Sunday, September 28, 2008

The Secret to Bridging Financing Problems

By Stephan Gibson


Financing and cash flow issues tend to have hard deadlines. What happens when a gap occurs between when current financing ends and new financing begins? For many individuals and businesses, the answer is found in bridge loans.

To make things as complicated as possible, the financial industry uses terms no person in their right mind would. Bridge loans are one area where this is not the case. The bridge loan does just that. It bridges a period of time with financing.

It always helps with financing to look for the simplest examples, so here we go. I buy a home and escrow is set to close on September 15th. I sell my home to fund my new purchase, but escrow will not occur till September 22nd.

I am in it deep. I am going to come up a week short on money. How do I fill this 7 day gap in my financing? The bridge loan is the answer. The loan will allow me to buy the new home with the money I get from my sale being used to pay it off.

If you think the home mortgage process is slow, you should see the commercial world. A 30 day approval period is considered blindingly fast. As a result, bridge loans are used pretty frequently to make ends meet while the financing comes around.
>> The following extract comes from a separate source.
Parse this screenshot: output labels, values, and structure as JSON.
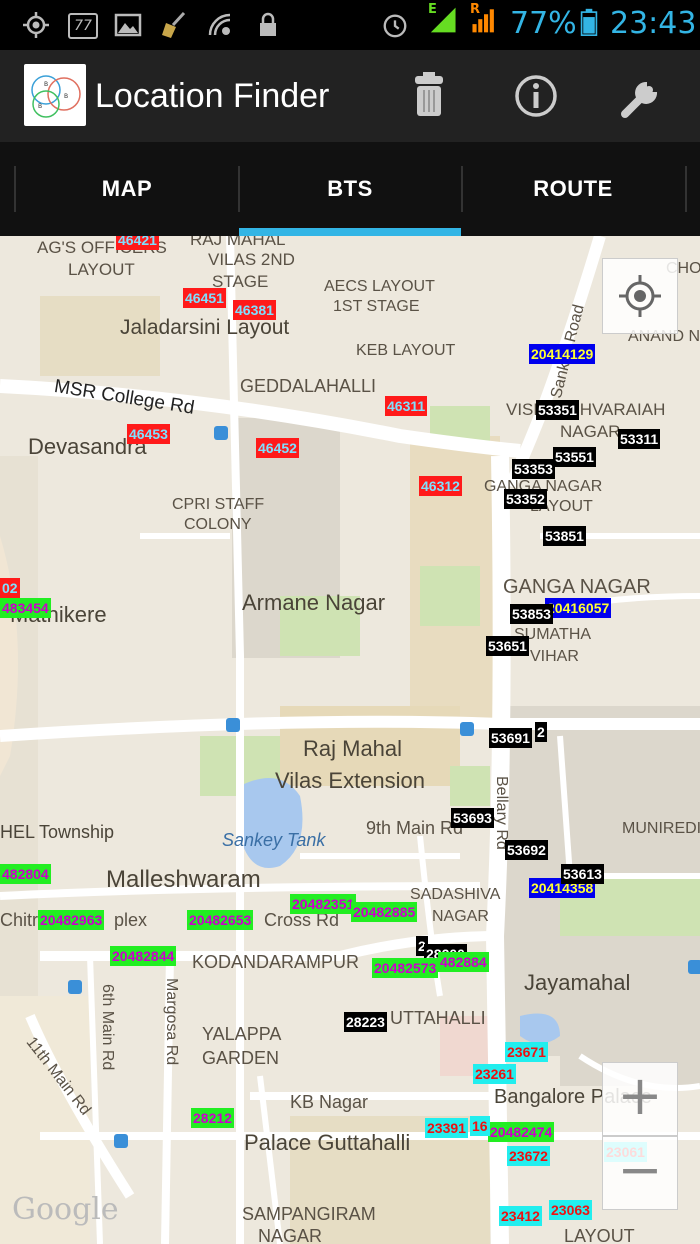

Traditional mortgages are cash machines because people will pay interest for 30 years without batting an eye. Bridge loans are profitable, but not in this way since there simply is not enough time to pull in enough on interest to justify the risk.

To make money on these loans, the lending party is going to hit you two ways. The first is to raise the interest rate into the teens. The second is to charge points up front. These points can range from two on up depending on what you need.

The costs associated with a bridge loan are the obvious disadvantage, but they have their purpose. Processing is done very quickly and with little documentation. When you need immediate financing, these loans are just about your only option.

There is one catch with bridge loans you need to be aware of. The LTV on these loans is rarely above the sixty percent range. LTV refers to the loan size compared to the value of the asset you are borrowing against.

While bridge loans are not all that common in the personal finance world, they can make all the difference in the world of commercial finance. If your business runs into a time problem, make sure to take a look at them.